What is Radon?
Radon is a radioactive element that is part of the decay chain of naturally occurring uranium in soil. You can’t see, smell or taste radon. Unlike carbon monoxide and many other home pollutants, radon’s adverse health effect, lung cancer, is usually not produced immediately. Thus, you may be exposed to radon for many years without ever suspecting its presence in your home.
How does radon enter your home?
The air pressure inside homes is slightly lower than in the ground (typically 0.7-1.4 psi vacuum), which draws in radon gas from several feet away. Combustion appliances, like furnaces, water heaters, and fireplaces, as well as exhaust fans and vents, reduce the indoor air pressure. The warm air inside our homes naturally rises reducing the air pressure on lower floors. Strong winds can even create a vacuum. When the ground is frozen or soaked by rain, “bottled up” radon gas in the ground moves to the warm porous gravel and disturbed ground around the house, then up into the house.

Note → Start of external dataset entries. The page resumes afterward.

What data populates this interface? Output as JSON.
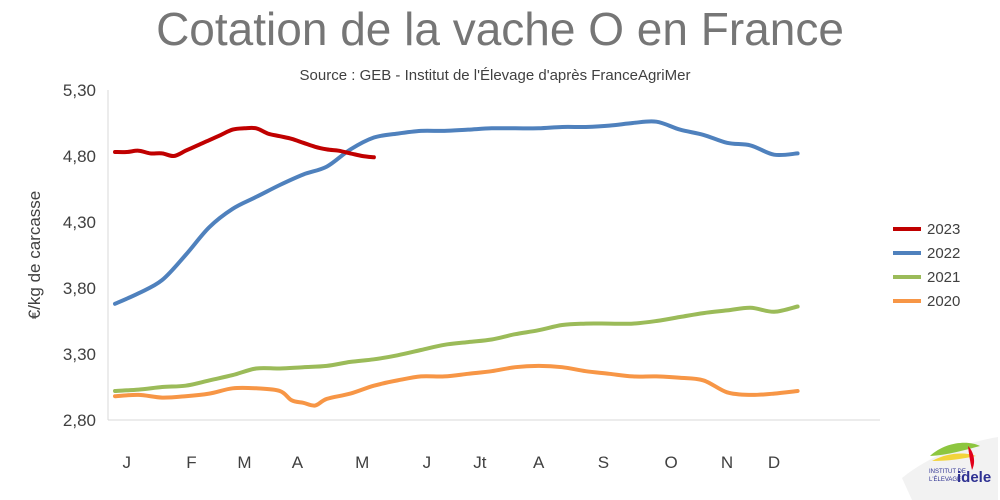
{
  "chart_data": {
    "type": "line",
    "title": "Cotation de la vache O en France",
    "subtitle": "Source : GEB - Institut de l'Élevage d'après FranceAgriMer",
    "xlabel": "",
    "ylabel": "€/kg de carcasse",
    "ylim": [
      2.8,
      5.3
    ],
    "yticks": [
      2.8,
      3.3,
      3.8,
      4.3,
      4.8,
      5.3
    ],
    "ytick_labels": [
      "2,80",
      "3,30",
      "3,80",
      "4,30",
      "4,80",
      "5,30"
    ],
    "xlim": [
      0,
      13
    ],
    "categories": [
      "J",
      "F",
      "M",
      "A",
      "M",
      "J",
      "Jt",
      "A",
      "S",
      "O",
      "N",
      "D"
    ],
    "category_positions": [
      0.2,
      1.3,
      2.2,
      3.1,
      4.2,
      5.3,
      6.2,
      7.2,
      8.3,
      9.45,
      10.4,
      11.2
    ],
    "grid": false,
    "legend_position": "right",
    "series": [
      {
        "name": "2023",
        "color": "#C00000",
        "x": [
          0,
          0.2,
          0.4,
          0.6,
          0.8,
          1.0,
          1.2,
          1.4,
          1.6,
          1.8,
          2.0,
          2.2,
          2.4,
          2.6,
          2.8,
          3.0,
          3.2,
          3.4,
          3.6,
          3.8,
          4.0,
          4.2,
          4.4
        ],
        "y": [
          4.83,
          4.83,
          4.84,
          4.82,
          4.82,
          4.8,
          4.84,
          4.88,
          4.92,
          4.96,
          5.0,
          5.01,
          5.01,
          4.97,
          4.95,
          4.93,
          4.9,
          4.87,
          4.85,
          4.84,
          4.82,
          4.8,
          4.79
        ]
      },
      {
        "name": "2022",
        "color": "#4F81BD",
        "x": [
          0,
          0.4,
          0.8,
          1.2,
          1.6,
          2.0,
          2.4,
          2.8,
          3.2,
          3.6,
          4.0,
          4.4,
          4.8,
          5.2,
          5.6,
          6.0,
          6.4,
          6.8,
          7.2,
          7.6,
          8.0,
          8.4,
          8.8,
          9.2,
          9.6,
          10.0,
          10.4,
          10.8,
          11.2,
          11.6
        ],
        "y": [
          3.68,
          3.76,
          3.86,
          4.05,
          4.26,
          4.4,
          4.49,
          4.58,
          4.66,
          4.72,
          4.85,
          4.94,
          4.97,
          4.99,
          4.99,
          5.0,
          5.01,
          5.01,
          5.01,
          5.02,
          5.02,
          5.03,
          5.05,
          5.06,
          5.0,
          4.96,
          4.9,
          4.88,
          4.81,
          4.82
        ]
      },
      {
        "name": "2021",
        "color": "#9BBB59",
        "x": [
          0,
          0.4,
          0.8,
          1.2,
          1.6,
          2.0,
          2.4,
          2.8,
          3.2,
          3.6,
          4.0,
          4.4,
          4.8,
          5.2,
          5.6,
          6.0,
          6.4,
          6.8,
          7.2,
          7.6,
          8.0,
          8.4,
          8.8,
          9.2,
          9.6,
          10.0,
          10.4,
          10.8,
          11.2,
          11.6
        ],
        "y": [
          3.02,
          3.03,
          3.05,
          3.06,
          3.1,
          3.14,
          3.19,
          3.19,
          3.2,
          3.21,
          3.24,
          3.26,
          3.29,
          3.33,
          3.37,
          3.39,
          3.41,
          3.45,
          3.48,
          3.52,
          3.53,
          3.53,
          3.53,
          3.55,
          3.58,
          3.61,
          3.63,
          3.65,
          3.62,
          3.66
        ]
      },
      {
        "name": "2020",
        "color": "#F79646",
        "x": [
          0,
          0.4,
          0.8,
          1.2,
          1.6,
          2.0,
          2.4,
          2.8,
          3.0,
          3.2,
          3.4,
          3.6,
          4.0,
          4.4,
          4.8,
          5.2,
          5.6,
          6.0,
          6.4,
          6.8,
          7.2,
          7.6,
          8.0,
          8.4,
          8.8,
          9.2,
          9.6,
          10.0,
          10.4,
          10.8,
          11.2,
          11.6
        ],
        "y": [
          2.98,
          2.99,
          2.97,
          2.98,
          3.0,
          3.04,
          3.04,
          3.02,
          2.95,
          2.93,
          2.91,
          2.96,
          3.0,
          3.06,
          3.1,
          3.13,
          3.13,
          3.15,
          3.17,
          3.2,
          3.21,
          3.2,
          3.17,
          3.15,
          3.13,
          3.13,
          3.12,
          3.1,
          3.01,
          2.99,
          3.0,
          3.02
        ]
      }
    ]
  },
  "logo": {
    "name": "idele",
    "line1": "INSTITUT DE",
    "line2": "L'ÉLEVAGE"
  }
}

The majority of homes, whether a slab or a basement, are built on concrete. Although extremely hard, concrete is actually porous. The naturally rising Radon gas is pulled into the house by the negative vacuum and in through openings or cracks and through the pores in concrete. Modern houses tend to build up radon, because the building envelope is almost airtight while the foundation is “leaky” to soil gas. The soil gas infiltration ranges from less than 1% to over 20% of the total “fresh air” infiltration into homes.
The heavy radon gas will usually accumulate in basements and on lower floors. Heating and air-conditioning, natural air movement, and diffusion of radon atoms through the floors and walls distribute radon throughout the house.
Should you test for radon?
You cannot see, smell, or taste radon. But it still may be a problem in your home. When you breathe air containing radon, you increase your risk of getting lung cancer. If you smoke and your home has high radon levels, your risk of lung cancer is especially high. Radon is the leading cause of lung cancer deaths among nonsmokers in America and claims the lives of about 21,000 Americans each year. Radon testing takes approximately 48 hours, as long as closed building conditions are maintained.
What if my results are high?
If your radon level is 4.0 pCi/L or greater, remediation is needed. There are several proven methods to reduce radon in your home, but the one primarily used is a vent pipe system and fan, which pulls radon from beneath the house and vents it to the outside. This system, known as a soil suction radon reduction system, does not require major changes to your home. Sealing foundation cracks and other openings makes this kind of system more effective and cost-efficient. Similar systems can also be installed in houses with crawl spaces.